В конце концов и ночь, и сопровождавшие ее кошмары подошли к своему завершению. К нему все-таки пришел спасительный сон, не отпускавший его чуть ли не до следующего вечера.

Он слышал, как во внутреннем дворе что-то делают рабочие, ремонтирующие стеклянный навес. Ему хотелось встать, но он чувствовал, что слишком слаб для этого. Потом на ум пришла мысль о том, что он сильно проголодался.

Перед ним во всем ужасе предстало собственное одиночество.

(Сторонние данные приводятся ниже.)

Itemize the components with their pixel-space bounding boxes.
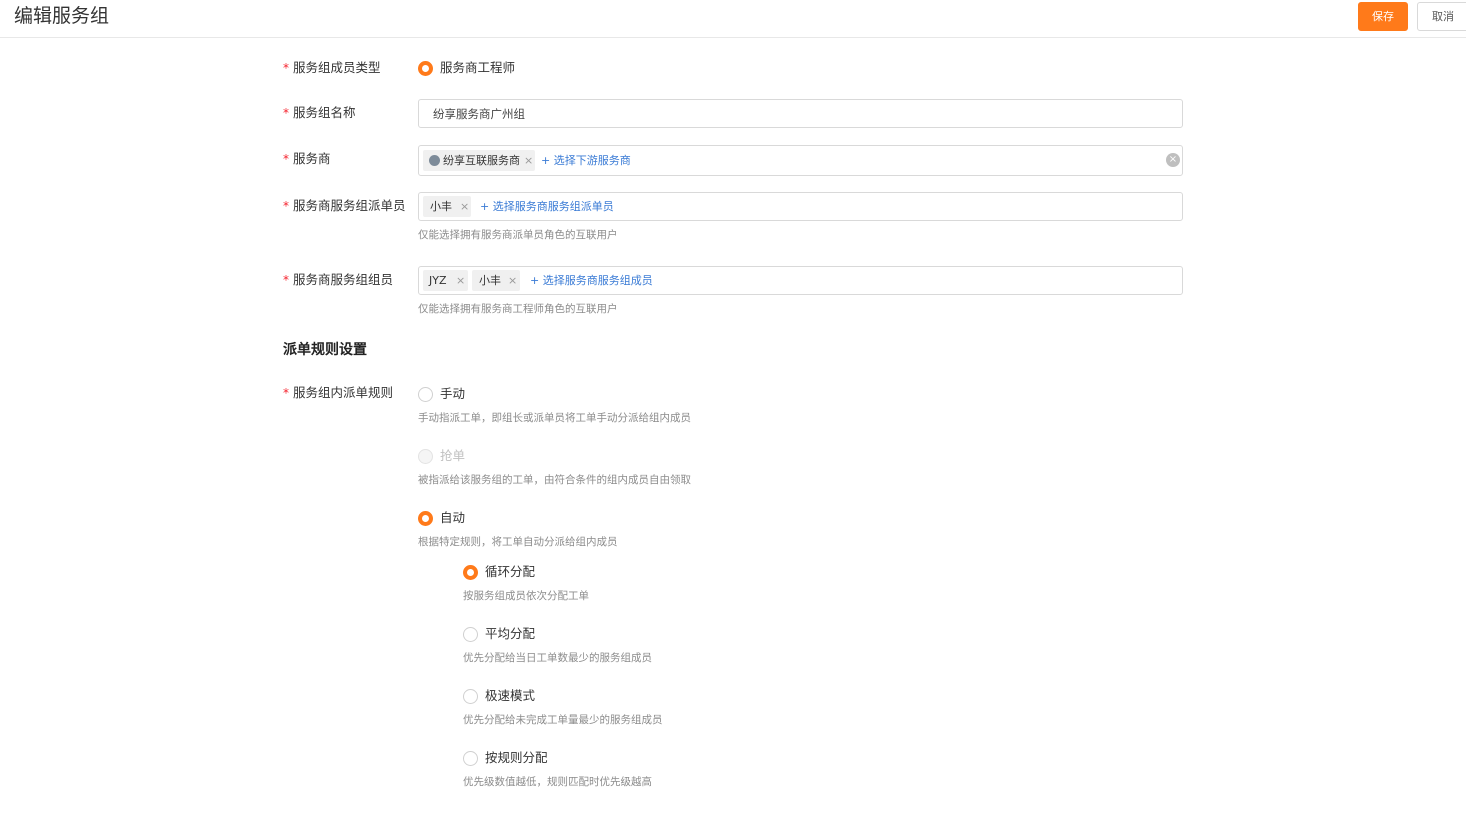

Никто не присматривал за ним, не ухаживал, не прикасался прохладной ладонью ко лбу, не помогал измерить температуру. Он был один, абсолютно один, как если бы собирался умирать. А если это и в самом деле случится, сколько времени пройдет, прежде чем они обнаружат его труп? Неделя? А может, целый месяц? И кто первым переступит порог его гробницы?

Разумеется, соседи, а то и сам домовладелец. Сейчас он никого не интересовал, но все коренным образом изменится, как только настанет срок вносить квартплату. Даже в смерти его не оставят в покое в квартире, которая ему не принадлежит. Он попытался выбросить из головы столь мрачные мысли. «Я все преувеличиваю; на самом деле я отнюдь не так одинок. Я жалею себя, но знаю, что если немного задумаюсь над этим… А давай посмотрим…»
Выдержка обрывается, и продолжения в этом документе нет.